Zhonghua Yi Xue Yi Chuan Xue Za Zhi. 2014 Dec;31(6):761-4. doi: 10.3760/cma.j.issn.1003-9406.2014.06.018.
To investigate clinical phenotype and genetic characteristics of a 30-year-old infertile female carrying a mosaic ring 21 chromosome.
A combination of techniques including G-banding, C-banding, fluorescence in situ hybridization (FISH) and SNP array were performed to investigate the breaking point of the r(21).
The karyotype of the patient was mos 46,XX,r(21)[166]/46, XX,der(21)[60]/45, XX, -21[20]/46, XX,dic r(21)[4].ish del(21)(q22.2?)(21qter-, AML1+, D21S259/D21S341/D21S342+). arr 21q22.3(43 457 934-48 093 361) × 1, 21q22.2q22.3(40 218 429-43 457 934)× 1-2. The karyotypes of her parents were both normal.

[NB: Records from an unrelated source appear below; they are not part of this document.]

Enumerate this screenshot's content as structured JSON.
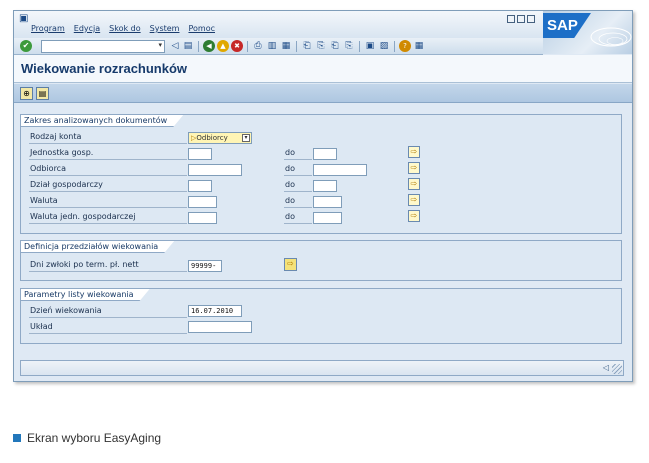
{
  "menu": {
    "items": [
      "Program",
      "Edycja",
      "Skok do",
      "System",
      "Pomoc"
    ]
  },
  "brand": {
    "logo_text": "SAP",
    "accent": "#1d6fc7"
  },
  "toolbar": {
    "icons": [
      "enter-icon",
      "command-field",
      "back-icon",
      "save-icon",
      "back-nav-icon",
      "exit-icon",
      "cancel-icon",
      "print-icon",
      "find-icon",
      "find-next-icon",
      "first-page-icon",
      "prev-page-icon",
      "next-page-icon",
      "last-page-icon",
      "new-session-icon",
      "shortcut-icon",
      "help-icon",
      "layout-icon"
    ]
  },
  "title": "Wiekowanie rozrachunków",
  "group_scope": {
    "title": "Zakres analizowanych dokumentów",
    "account_type": {
      "label": "Rodzaj konta",
      "value": "Odbiorcy"
    },
    "to_label": "do",
    "rows": [
      {
        "label": "Jednostka gosp."
      },
      {
        "label": "Odbiorca"
      },
      {
        "label": "Dział gospodarczy"
      },
      {
        "label": "Waluta"
      },
      {
        "label": "Waluta jedn. gospodarczej"
      }
    ]
  },
  "group_intervals": {
    "title": "Definicja przedziałów wiekowania",
    "days_overdue": {
      "label": "Dni zwłoki po term. pł. nett",
      "value": "99999-"
    }
  },
  "group_params": {
    "title": "Parametry listy wiekowania",
    "aging_date": {
      "label": "Dzień wiekowania",
      "value": "16.07.2010"
    },
    "layout": {
      "label": "Układ",
      "value": ""
    }
  },
  "caption": "Ekran wyboru EasyAging"
}
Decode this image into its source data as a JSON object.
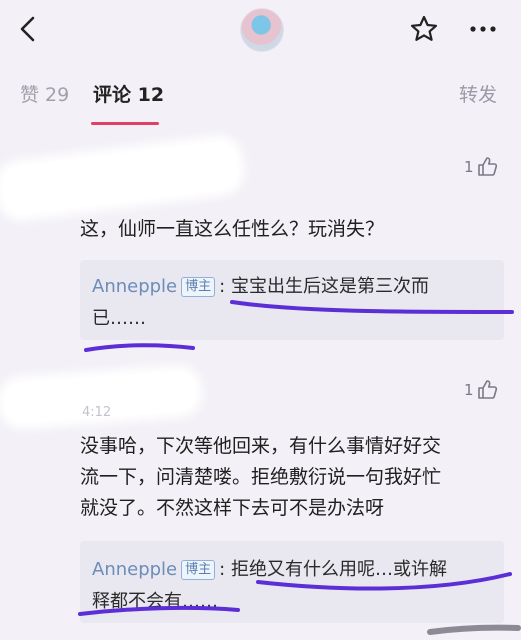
{
  "tabs": {
    "likes": "赞 29",
    "comments": "评论 12",
    "forward": "转发"
  },
  "comments": [
    {
      "likes": "1",
      "text": "这，仙师一直这么任性么？玩消失？",
      "reply": {
        "author": "Anneppl​e",
        "badge": "博主",
        "line1": ": 宝宝出生后这是第三次而",
        "line2": "已……"
      }
    },
    {
      "likes": "1",
      "time_partial": "4:12",
      "text_lines": [
        "没事哈，下次等他回来，有什么事情好好交",
        "流一下，问清楚喽。拒绝敷衍说一句我好忙",
        "就没了。不然这样下去可不是办法呀"
      ],
      "reply": {
        "author": "Anneppl​e",
        "badge": "博主",
        "line1": ": 拒绝又有什么用呢…或许解",
        "line2": "释都不会有……"
      }
    }
  ],
  "colors": {
    "accent": "#e04063",
    "scribble": "#5b2ed6",
    "background": "#f3f1f7",
    "reply_background": "#e9e7f0"
  },
  "icons": [
    "back-icon",
    "star-icon",
    "more-icon",
    "thumbs-up-icon"
  ]
}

Clinical phenotypes of patients carrying a ring 21 mainly depends on the percentage of abnormal cells and the deleted chromosomal fragment. The small uterus and oligomenorrhea in our patient may be attributed to the mosaic ring 21 chromosome.
研究一名携带嵌合型21号环状染色体的30岁不孕女性的临床表型和遗传特征。
采用包括G显带、C显带、荧光原位杂交(FISH)和单核苷酸多态性阵列(SNP array)等技术组合,研究r(21)的断裂点。
患者的核型为mos 46,XX,r(21)[166]/46, XX,der(21)[60]/45, XX, -21[20]/46, XX,dic r(21)[4]。ish del(21)(q22.2?)(21qter-, AML1+, D21S259/D21S341/D21S342+)。arr 21q22.3(43 457 934-48 093 361)×1, 21q22.2q22.3(40 218 429-43 457 934)×1-2。其父母的核型均正常。
携带21号环状染色体患者的临床表型主要取决于异常细胞的比例和缺失的染色体片段。本例患者的子宫小和月经过少可能归因于嵌合型21号环状染色体。